Uri celebra il Carciofo Spinoso DOP: torna la storica sagra tra gusto e identità

Sabato 7 e domenica 8 marzo il centro del Logudoro diventa la capitale del Carciofo Sardo Spinoso DOP con un programma che unisce archeologia, trekking urbano e le eccellenze culinarie del territorio.

Il Nord Sardegna si prepara a riabbracciare uno dei suoi appuntamenti più attesi e identitari. Sabato 7 e domenica 8 marzo, Uri ospiterà la 34ª edizione della Sagra del Carciofo, una manifestazione che negli anni ha saputo trasformarsi da evento locale a vetrina d’eccellenza per il Carciofo Sardo Spinoso DOP. Organizzata dalla Pro Loco con il patrocinio dell’Amministrazione Comunale, l’edizione 2026 promette un’immersione totale tra le radici storiche e i sapori autentici di una comunità che ha fatto della terra il proprio vessillo.

L’apertura della manifestazione, sabato mattina, sarà affidata alla cultura con un’escursione guidata dall’archeologa Nadia Canu della Soprintendenza, che accompagnerà i visitatori alla scoperta delle Domus de Janas di Porchiles. Il viaggio nel tempo proseguirà poi presso Le Tenute Shardana, dove il Sindaco Matteo Emanuele Dettori, insieme all’Assessore all’Agricoltura Francesco Murru e al Presidente dell’Accademia Sarda del Lievito Madre Giovanni Antonio Farris, darà ufficialmente il via alle celebrazioni con un approfondimento dedicato al legame indissolubile tra le produzioni agricole e la cultura del territorio.

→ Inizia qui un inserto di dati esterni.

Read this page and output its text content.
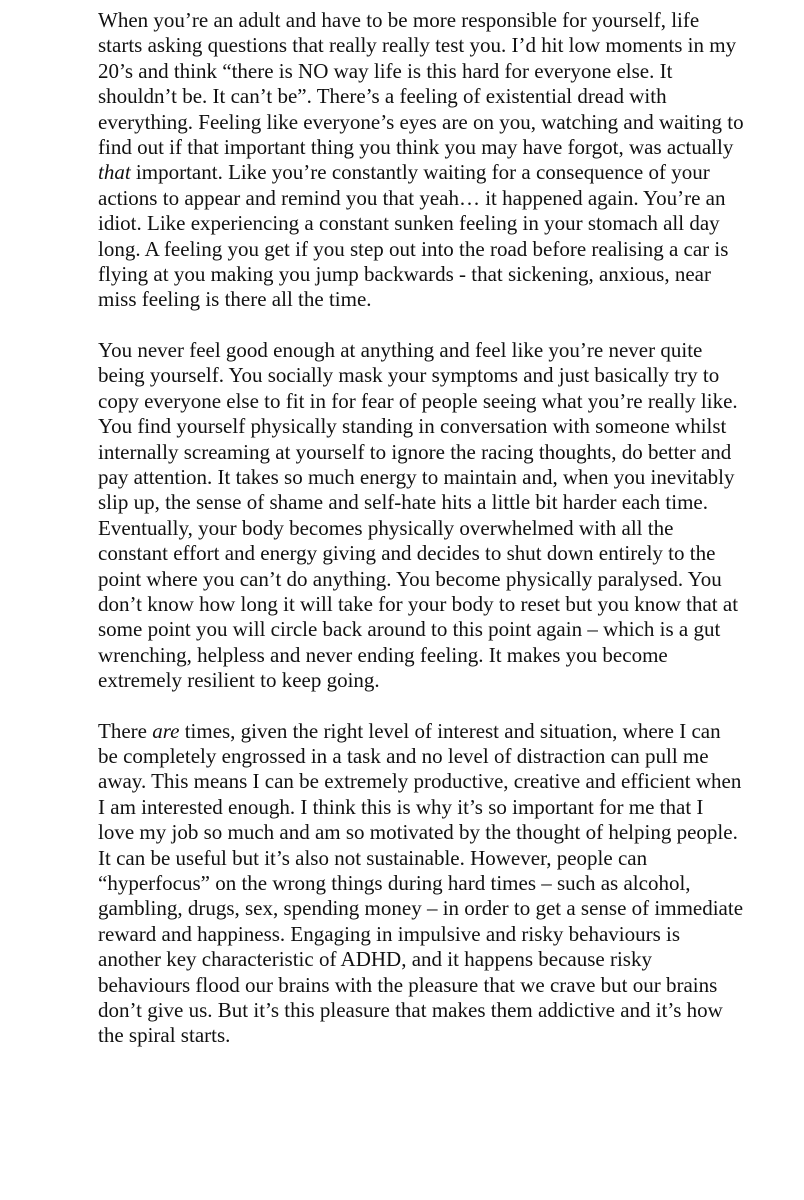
When you’re an adult and have to be more responsible for yourself, life starts asking questions that really really test you. I’d hit low moments in my 20’s and think “there is NO way life is this hard for everyone else. It shouldn’t be. It can’t be”. There’s a feeling of existential dread with everything. Feeling like everyone’s eyes are on you, watching and waiting to find out if that important thing you think you may have forgot, was actually that important. Like you’re constantly waiting for a consequence of your actions to appear and remind you that yeah… it happened again. You’re an idiot. Like experiencing a constant sunken feeling in your stomach all day long. A feeling you get if you step out into the road before realising a car is flying at you making you jump backwards - that sickening, anxious, near miss feeling is there all the time.

You never feel good enough at anything and feel like you’re never quite being yourself. You socially mask your symptoms and just basically try to copy everyone else to fit in for fear of people seeing what you’re really like. You find yourself physically standing in conversation with someone whilst internally screaming at yourself to ignore the racing thoughts, do better and pay attention. It takes so much energy to maintain and, when you inevitably slip up, the sense of shame and self-hate hits a little bit harder each time. Eventually, your body becomes physically overwhelmed with all the constant effort and energy giving and decides to shut down entirely to the point where you can’t do anything. You become physically paralysed. You don’t know how long it will take for your body to reset but you know that at some point you will circle back around to this point again – which is a gut wrenching, helpless and never ending feeling. It makes you become extremely resilient to keep going.

There are times, given the right level of interest and situation, where I can be completely engrossed in a task and no level of distraction can pull me away. This means I can be extremely productive, creative and efficient when I am interested enough. I think this is why it’s so important for me that I love my job so much and am so motivated by the thought of helping people. It can be useful but it’s also not sustainable. However, people can “hyperfocus” on the wrong things during hard times – such as alcohol, gambling, drugs, sex, spending money – in order to get a sense of immediate reward and happiness. Engaging in impulsive and risky behaviours is another key characteristic of ADHD, and it happens because risky behaviours flood our brains with the pleasure that we crave but our brains don’t give us. But it’s this pleasure that makes them addictive and it’s how the spiral starts.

La giornata di domenica rappresenterà il culmine della festa, trasformando il centro storico in un palcoscenico diffuso. La mattinata si aprirà con il trekking urbano curato dall’Associazione Culturale Paulis, un’iniziativa resa ancora più significativa dal progetto didattico “Uri al Centro”, che vedrà gli alunni della scuola secondaria nel ruolo di ciceroni per guidare i turisti tra le vie e le antiche cantine del paese. L’atmosfera sarà resa vibrante dalla musica live di Bianchi e Berny, The 90’s Hits e Six Seasons, mentre la solennità delle tradizioni corali troverà spazio nel pomeriggio con le esibizioni dei cori Paulis, Melodias e del Coro di Uri nelle chiese di Nostra Signora della Pazienza e Santa Croce.

Il vero protagonista resterà comunque il palato. A partire dalle 12.30, Piazza della Repubblica diventerà il fulcro delle degustazioni, dove il Carciofo Spinoso DOP verrà declinato in innumerevoli varianti. Dalle classiche lasagne e polpette in pastella della Pro Loco locale, ai ravioli con purpuzza proposti dalla Pro Loco di Banari, fino alle contaminazioni marine con gamberi e fritture proposte dalle realtà della pesca e del sollevamento pesi. Non mancherà lo spazio per l’artigianato con la mostra “Su Cosinzu Antigu”, curata da Rita Achenza, che esporrà i tesori del ricamo tradizionale presso i locali di S’Iscala Ezza.

«La Sagra è il cuore pulsante della nostra comunità – ha dichiarato Antonietta Capozzoli, Presidente della Pro Loco di Uri – e ogni anno lavoriamo per offrire un’esperienza che sia specchio fedele della nostra ospitalità. Questa edizione rappresenta la continuità di un impegno volto a valorizzare non solo il nostro prodotto simbolo, ma le persone stesse che rendono Uri un luogo unico». L’invito è dunque aperto a famiglie e appassionati per una due giorni di condivisione che mette al centro il meglio della produzione isolana.